Welfare Reform: States Seek Funds, Not Strings
WASHINGTON
THE nation's Republican governors have spoken, and Washington has heard: Give us your money to support and help poor people, but don't tell us how to use it.
Many questions remain in the wake of the lively National Governors Association (NGA) meeting here, which wrestled with the priority issue of welfare reform, but failed to reach a bipartisan consensus on how money should be dispersed - or whether benefits should still go automatically to all who qualify.
Still, there is bottom-line agreement among Republicans and Democrats, in statehouses, Congress, and the White House, that states need greater flexibility in dealing with a system that needs fixing.
A central proposal, which has been supported by Republican governors and House Republicans, would replace the current funding mechanism with so-called block grants - a lumping together of federal welfare funds that are handed over to the states to be used as they see fit.
The merit of the idea, supporters say, is that states know best what their poor people need and should have greater ability to fine-tune their programs at the state level. Currently, states must apply for waivers from the Department of Health and Human Services to experiment with welfare programs, such as ending benefits after two years or denying additional benefits when a welfare mother has a new baby.
But the block-grant idea itself is an untested experiment in welfare reform; never before has an entitlement program been turned into a block grant. And some observers question how it would work in practice - and whether it might end up leaving some of the most vulnerable members of society, children, out in the cold.
``If everything goes to a block grant, it doesn't solve the problems, it just changes the location of who's got responsibility,'' says Harold Watts of the Urban Institute in Washington.
Block grants would fix the amount of money going to each state, and Mr. Watts questions what would happen in the event of a recession, when needs for public assistance would rise. Rep. Clay Shaw Jr. (R) of Florida, chairman of the House Ways and Means Human Resources Subcommittee, suggests establishment of a ``rainy day'' fund for times of need. Congress could also approve supplemental funding in times of need, but in the current mood, lawmakers may be reluctant to waive any balanced-budget requirements.
If welfare is no longer an entitlement, states will have to devise a method for determining who gets benefits and who doesn't. ``It will have to be a great-grandmother of a formula,'' Watts says.

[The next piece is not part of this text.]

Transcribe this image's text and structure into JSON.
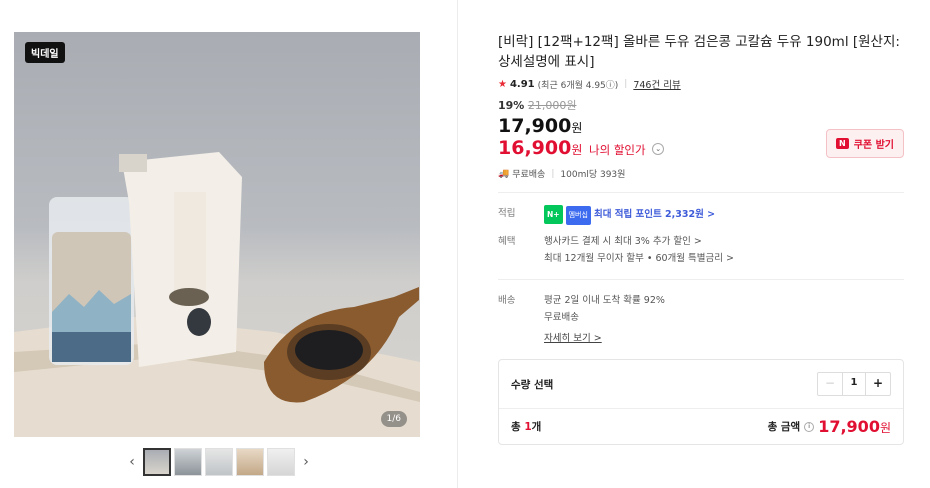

But beyond the question of whether block grants would provide an adequate social safety net as funding needs fluctuate, it remains unclear whether a devolution of power to the states would enhance welfare reform. On one level, all states have shown a desire for reform (or at least cost-cutting) by seeking waivers from Washington. But states face their own fiscal constraints - most have balanced-budget requirements - and an electorate impressed by tax cuts.
If the most ambitious welfare reforms - such as those that provide training, education, and child care to allow parents to work - end up being more expensive than just writing a check, as various studies have shown, then some states may think twice before opting for the costlier options.

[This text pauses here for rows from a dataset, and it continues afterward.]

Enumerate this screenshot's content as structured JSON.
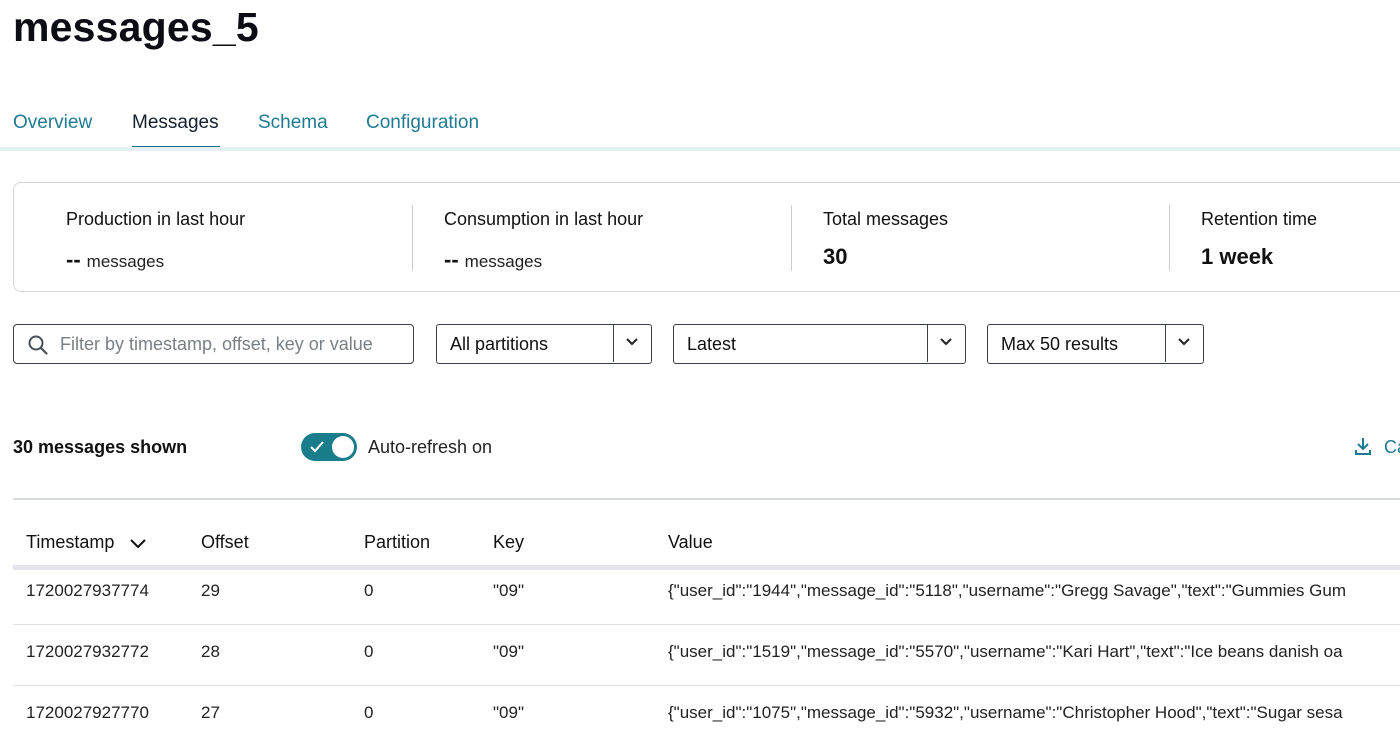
{
  "header": {
    "title": "messages_5"
  },
  "tabs": [
    {
      "label": "Overview"
    },
    {
      "label": "Messages",
      "active": true
    },
    {
      "label": "Schema"
    },
    {
      "label": "Configuration"
    }
  ],
  "stats": {
    "production": {
      "label": "Production in last hour",
      "value": "--",
      "unit": "messages"
    },
    "consumption": {
      "label": "Consumption in last hour",
      "value": "--",
      "unit": "messages"
    },
    "total": {
      "label": "Total messages",
      "value": "30"
    },
    "retention": {
      "label": "Retention time",
      "value": "1 week"
    }
  },
  "filters": {
    "search_placeholder": "Filter by timestamp, offset, key or value",
    "partition_select": "All partitions",
    "position_select": "Latest",
    "limit_select": "Max 50 results"
  },
  "status": {
    "shown": "30 messages shown",
    "auto_refresh_label": "Auto-refresh on",
    "auto_refresh_on": true,
    "download_label": "Ca"
  },
  "table": {
    "columns": [
      "Timestamp",
      "Offset",
      "Partition",
      "Key",
      "Value"
    ],
    "sorted_column": "Timestamp",
    "rows": [
      {
        "timestamp": "1720027937774",
        "offset": "29",
        "partition": "0",
        "key": "\"09\"",
        "value": "{\"user_id\":\"1944\",\"message_id\":\"5118\",\"username\":\"Gregg Savage\",\"text\":\"Gummies Gum"
      },
      {
        "timestamp": "1720027932772",
        "offset": "28",
        "partition": "0",
        "key": "\"09\"",
        "value": "{\"user_id\":\"1519\",\"message_id\":\"5570\",\"username\":\"Kari Hart\",\"text\":\"Ice beans danish oa"
      },
      {
        "timestamp": "1720027927770",
        "offset": "27",
        "partition": "0",
        "key": "\"09\"",
        "value": "{\"user_id\":\"1075\",\"message_id\":\"5932\",\"username\":\"Christopher Hood\",\"text\":\"Sugar sesa"
      }
    ]
  },
  "colors": {
    "accent": "#1f7a94",
    "toggle": "#1a7d8c",
    "tab_underline": "#1b6f85"
  },
  "icons": {
    "search": "search-icon",
    "chevron": "chevron-down-icon",
    "download": "download-icon",
    "check": "check-icon"
  }
}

Pat Fagan, a social policy analyst at the conservative Heritage Foundation, disagrees. ``A lot of states will keep job training, because it works'' in certain circumstances, he says.
At this point, whether a block-granted welfare system becomes a reality remains an open question. President Clinton told the governors on Jan. 30 that he supports allowing states to experiment with welfare programs, but he has expressed doubt about block grants and about ending welfare's entitlement status. Ensuring the well-being of children is in the national interest, Mr. Clinton asserts, and that duty cannot be left solely to the states.

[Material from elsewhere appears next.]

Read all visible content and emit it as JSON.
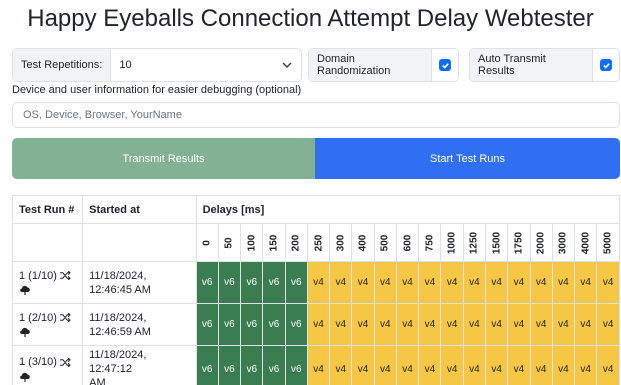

Even within the pro-block-grant crowd, differences have emerged over how much federal oversight is needed. Some House Republicans say that if the federal government is going to write the checks to the states, the federal government should control the program. Republican governors say, send us the money and let us do what we know is best for our state.
Senate Republicans have yet to pull together on the issue. The most radical suggestion of all comes from Sen. Nancy Kassebaum (R) of Kansas, chairman of the Senate Labor and Human Resources Committee. She wants to end the federal role in welfare - no funding, no oversight - in exchange for greater federal funding of Medicaid, the health-care program for the poor. Her rationale: The only way to keep the federal government from attaching strings to state programs is to take away its leverage, money.